I don't get to watch a lot of commercials. We've kept our oldest daughter up for baseball playoff games, but we zip through all the ads for beer, bloody movies and male enhancement pills that have become as basic in baseball as peanuts and Cracker Jack.
The other night, while on the road covering a Pennsylvania congressional campaign, I holed up in a hotel room and got to watch ads from a three-state area.
Know what I learned?
Everybody running for office, Republican or Democrat, Tea Party or Green Party, is craven and untrustworthy, captive of foreign contributors — and will ship your job to China.
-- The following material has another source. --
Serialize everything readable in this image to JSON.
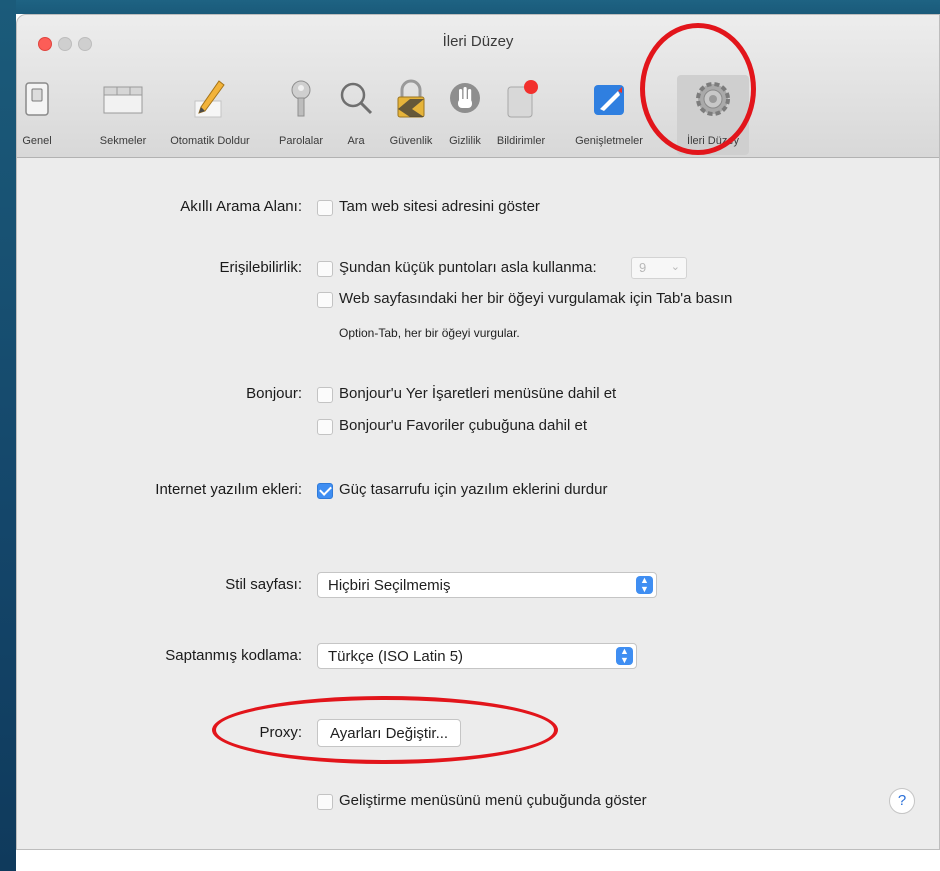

We had spent the day with two candidates for Congress and were impressed. One had fought in Iraq; another had battled a grave illness. They seemed thoughtful men with informed and different views on taxes, job creation and deficit reduction.
But the commercials I saw about them that night were filled with dark lighting, sinister music, grim narration and unsubstantiated assertions.
Candidates sign off on such ads — "She snorted a goldfish in college! He dressed up like Rommel for Halloween!" — to reach voters who might not vote for them on issues.
Now I know, as we say in Chicago, that "politics ain't beanbag." I appreciate a full-bodied political campaign as much as a Bears-Packers game. But an evening spent surfing through ads for Congress, Senate and governors races might make you feel like you've sat through a night of cockfights.
Campaign professionals profess they would love to make positive ads, chock-full of nutritious information. But they say candidates who run those ads usually wind up giving graceful concession speeches that make people say, "How nice."
Winners get to cast votes in Congress and appear on The Daily Show. Graceful losers watch from the sofa.
Frank Luntz, a Republican pollster who has no clients in this election, believes that ads have become notably meaner.
"The goal has become to destroy your opponent," he says, "not just defeat them."
Mr. Luntz said focus groups often complain that ads are so coarse, they make them cringe and complain, "Enough!" He'll ask questions for a minute or so, and it soon becomes clear: Despite their disdain, or maybe because of it, voters remember that ad. They quote it. It plays in their mind. It works.
Mr. Luntz calls voters, not just politicians, "hypocrites."
"They say they want ads to be positive and informative," he says, "but parrot what they hear in the negative ones."
So positive ads may be nice, but negative ads are effective. If your name were on a ballot, which would you choose?
But will we wind up being ashamed of ourselves the morning after the election?